Assessing the potential effectiveness of food and beverage taxes and subsidies for improving public health: a systematic review of prices, demand and body weight outcomes

Authors


  • This study was commissioned by the Robert Wood Johnson Foundation (RWJF) through its Healthy Eating Research Programme. We also gratefully acknowledge research support from the National Institute of Diabetes and Digestive and Kidney Diseases (NIDDK) under Grant No. R01 DK089096. The manuscript contents are solely the responsibility of the authors and do not necessarily represent the official view of the RWJF, NIDDK or the National Institutes of Health.

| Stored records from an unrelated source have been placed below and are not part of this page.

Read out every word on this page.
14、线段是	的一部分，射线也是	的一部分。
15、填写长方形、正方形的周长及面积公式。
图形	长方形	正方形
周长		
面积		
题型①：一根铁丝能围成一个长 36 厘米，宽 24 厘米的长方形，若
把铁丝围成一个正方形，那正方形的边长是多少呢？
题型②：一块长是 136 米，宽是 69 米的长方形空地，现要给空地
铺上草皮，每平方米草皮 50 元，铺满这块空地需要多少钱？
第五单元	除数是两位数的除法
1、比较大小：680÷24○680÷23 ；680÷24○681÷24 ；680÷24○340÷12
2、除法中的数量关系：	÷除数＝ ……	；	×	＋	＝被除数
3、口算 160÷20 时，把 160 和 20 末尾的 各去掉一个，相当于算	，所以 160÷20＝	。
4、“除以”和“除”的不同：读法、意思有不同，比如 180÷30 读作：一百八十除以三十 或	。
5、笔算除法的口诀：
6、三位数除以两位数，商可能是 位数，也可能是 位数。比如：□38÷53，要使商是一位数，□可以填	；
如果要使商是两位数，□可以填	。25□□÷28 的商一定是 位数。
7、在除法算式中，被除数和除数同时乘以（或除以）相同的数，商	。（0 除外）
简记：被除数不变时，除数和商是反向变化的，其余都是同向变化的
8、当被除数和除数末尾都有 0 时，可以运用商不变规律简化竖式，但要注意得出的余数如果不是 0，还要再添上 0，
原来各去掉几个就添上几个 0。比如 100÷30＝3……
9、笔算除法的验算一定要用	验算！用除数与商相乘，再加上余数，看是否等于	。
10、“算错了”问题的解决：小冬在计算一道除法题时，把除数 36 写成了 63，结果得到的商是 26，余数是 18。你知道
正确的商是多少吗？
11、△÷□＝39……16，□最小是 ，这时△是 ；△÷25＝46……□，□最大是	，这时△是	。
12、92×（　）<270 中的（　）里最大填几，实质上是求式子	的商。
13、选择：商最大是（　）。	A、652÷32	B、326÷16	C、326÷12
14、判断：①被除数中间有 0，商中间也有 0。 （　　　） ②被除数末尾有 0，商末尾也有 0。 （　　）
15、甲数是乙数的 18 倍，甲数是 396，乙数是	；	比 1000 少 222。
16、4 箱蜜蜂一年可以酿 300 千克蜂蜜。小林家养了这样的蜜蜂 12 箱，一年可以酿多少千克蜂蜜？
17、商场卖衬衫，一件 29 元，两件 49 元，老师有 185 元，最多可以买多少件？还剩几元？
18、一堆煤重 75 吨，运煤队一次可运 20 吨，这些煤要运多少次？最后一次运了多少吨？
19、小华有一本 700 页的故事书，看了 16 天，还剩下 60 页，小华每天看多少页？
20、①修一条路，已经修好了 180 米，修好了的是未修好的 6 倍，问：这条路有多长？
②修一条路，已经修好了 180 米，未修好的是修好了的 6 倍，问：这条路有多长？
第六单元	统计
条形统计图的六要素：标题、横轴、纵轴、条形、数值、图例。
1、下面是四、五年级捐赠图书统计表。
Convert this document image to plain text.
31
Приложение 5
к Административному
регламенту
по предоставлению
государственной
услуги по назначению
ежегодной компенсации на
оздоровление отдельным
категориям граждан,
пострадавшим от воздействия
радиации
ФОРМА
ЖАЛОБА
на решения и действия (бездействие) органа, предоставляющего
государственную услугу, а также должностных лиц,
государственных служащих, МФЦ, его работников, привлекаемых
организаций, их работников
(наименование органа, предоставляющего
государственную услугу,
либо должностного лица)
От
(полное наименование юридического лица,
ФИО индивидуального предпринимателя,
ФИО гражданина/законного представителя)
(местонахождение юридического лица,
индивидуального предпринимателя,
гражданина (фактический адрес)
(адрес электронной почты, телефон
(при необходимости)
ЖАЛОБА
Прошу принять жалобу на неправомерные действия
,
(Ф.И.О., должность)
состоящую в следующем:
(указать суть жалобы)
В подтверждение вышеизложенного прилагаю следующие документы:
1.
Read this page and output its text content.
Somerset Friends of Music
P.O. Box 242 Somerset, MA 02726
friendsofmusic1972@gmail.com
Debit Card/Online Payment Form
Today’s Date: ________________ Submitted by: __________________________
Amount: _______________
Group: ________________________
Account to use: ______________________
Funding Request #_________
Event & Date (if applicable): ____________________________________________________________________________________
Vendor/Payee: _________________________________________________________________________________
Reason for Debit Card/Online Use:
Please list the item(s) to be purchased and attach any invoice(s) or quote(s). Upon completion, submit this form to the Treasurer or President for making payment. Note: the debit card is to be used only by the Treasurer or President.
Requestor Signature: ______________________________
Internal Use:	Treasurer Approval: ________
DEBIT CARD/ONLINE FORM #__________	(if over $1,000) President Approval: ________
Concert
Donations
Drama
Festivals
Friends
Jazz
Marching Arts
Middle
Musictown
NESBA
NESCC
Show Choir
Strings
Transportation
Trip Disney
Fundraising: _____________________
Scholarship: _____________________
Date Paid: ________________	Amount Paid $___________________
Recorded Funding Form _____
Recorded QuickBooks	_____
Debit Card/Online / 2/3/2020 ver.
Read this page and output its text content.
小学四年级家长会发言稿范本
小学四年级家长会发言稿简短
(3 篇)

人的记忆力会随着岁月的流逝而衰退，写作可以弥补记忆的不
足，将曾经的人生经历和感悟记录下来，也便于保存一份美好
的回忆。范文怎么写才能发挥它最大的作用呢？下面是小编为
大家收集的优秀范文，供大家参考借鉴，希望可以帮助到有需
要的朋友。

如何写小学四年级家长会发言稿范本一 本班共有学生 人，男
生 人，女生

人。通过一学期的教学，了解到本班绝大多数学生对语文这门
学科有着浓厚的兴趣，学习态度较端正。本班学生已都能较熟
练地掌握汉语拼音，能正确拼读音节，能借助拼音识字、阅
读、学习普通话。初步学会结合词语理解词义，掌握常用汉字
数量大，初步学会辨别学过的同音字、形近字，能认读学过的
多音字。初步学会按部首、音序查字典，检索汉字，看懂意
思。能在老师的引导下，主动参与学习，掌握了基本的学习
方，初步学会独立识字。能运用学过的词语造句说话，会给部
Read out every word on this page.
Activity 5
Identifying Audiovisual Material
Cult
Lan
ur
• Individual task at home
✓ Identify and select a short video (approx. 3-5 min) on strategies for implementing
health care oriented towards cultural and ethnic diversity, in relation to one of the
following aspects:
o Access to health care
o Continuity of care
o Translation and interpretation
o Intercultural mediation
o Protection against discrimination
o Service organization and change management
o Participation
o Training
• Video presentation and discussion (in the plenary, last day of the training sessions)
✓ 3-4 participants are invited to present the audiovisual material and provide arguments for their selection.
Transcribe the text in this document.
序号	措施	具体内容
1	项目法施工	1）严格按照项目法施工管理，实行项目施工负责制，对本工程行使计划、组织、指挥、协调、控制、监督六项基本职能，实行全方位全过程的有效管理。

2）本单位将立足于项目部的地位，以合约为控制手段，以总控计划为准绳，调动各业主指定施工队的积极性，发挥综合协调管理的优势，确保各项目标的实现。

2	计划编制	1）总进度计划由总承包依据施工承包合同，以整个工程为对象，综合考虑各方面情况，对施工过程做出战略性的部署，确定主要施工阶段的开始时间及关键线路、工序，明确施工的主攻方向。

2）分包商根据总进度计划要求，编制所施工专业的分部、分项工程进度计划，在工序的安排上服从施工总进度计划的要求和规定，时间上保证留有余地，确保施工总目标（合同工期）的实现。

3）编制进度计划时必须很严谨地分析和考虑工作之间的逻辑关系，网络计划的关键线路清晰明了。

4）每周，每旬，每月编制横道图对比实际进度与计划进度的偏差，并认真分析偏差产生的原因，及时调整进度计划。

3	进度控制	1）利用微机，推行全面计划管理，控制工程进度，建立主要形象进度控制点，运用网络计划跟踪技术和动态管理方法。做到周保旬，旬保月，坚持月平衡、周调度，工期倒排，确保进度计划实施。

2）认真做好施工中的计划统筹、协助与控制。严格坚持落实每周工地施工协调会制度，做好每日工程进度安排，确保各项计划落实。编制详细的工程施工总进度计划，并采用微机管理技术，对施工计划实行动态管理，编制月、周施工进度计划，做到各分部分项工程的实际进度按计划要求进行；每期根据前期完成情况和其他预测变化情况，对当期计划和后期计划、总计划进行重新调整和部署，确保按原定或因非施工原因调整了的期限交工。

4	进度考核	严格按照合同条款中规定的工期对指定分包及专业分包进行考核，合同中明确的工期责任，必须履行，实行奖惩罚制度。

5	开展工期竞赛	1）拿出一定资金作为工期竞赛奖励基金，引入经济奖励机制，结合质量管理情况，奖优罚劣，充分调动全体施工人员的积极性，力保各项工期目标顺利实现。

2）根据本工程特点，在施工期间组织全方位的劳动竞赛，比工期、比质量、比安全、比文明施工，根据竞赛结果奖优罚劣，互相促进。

Address for correspondence: Dr Lisa M. Powell, Institute of Health Research and Policy, University of Illinois at Chicago, M/C 275, 1747 W. Roosevelt Road, Chicago, IL 60608, USA.

E-mail: powelll@uic.edu

Summary

Taxes and subsidies are increasingly being considered as potential policy instruments to incentivize consumers to improve their food and beverage consumption patterns and related health outcomes. This study provided a systematic review of recent U.S. studies on the price elasticity of demand for sugar-sweetened beverages (SSBs), fast food, and fruits and vegetables, as well as the direct associations of prices/taxes with body weight outcomes. Based on the recent literature, the price elasticity of demand for SSBs, fast food, fruits and vegetables was estimated to be −1.21, −0.52, −0.49 and −0.48, respectively. The studies that linked soda taxes to weight outcomes showed minimal impacts on weight; however, they were based on existing state-level sales taxes that were relatively low. Higher fast-food prices were associated with lower weight outcomes particularly among adolescents, suggesting that raising prices would potentially impact weight outcomes. Lower fruit and vegetable prices were generally found to be associated with lower body weight outcomes among both low-income children and adults, suggesting that subsidies that would reduce the cost of fruits and vegetables for lower-socioeconomic populations may be effective in reducing obesity. Pricing instruments should continue to be considered and evaluated as potential policy instruments to address public health risks.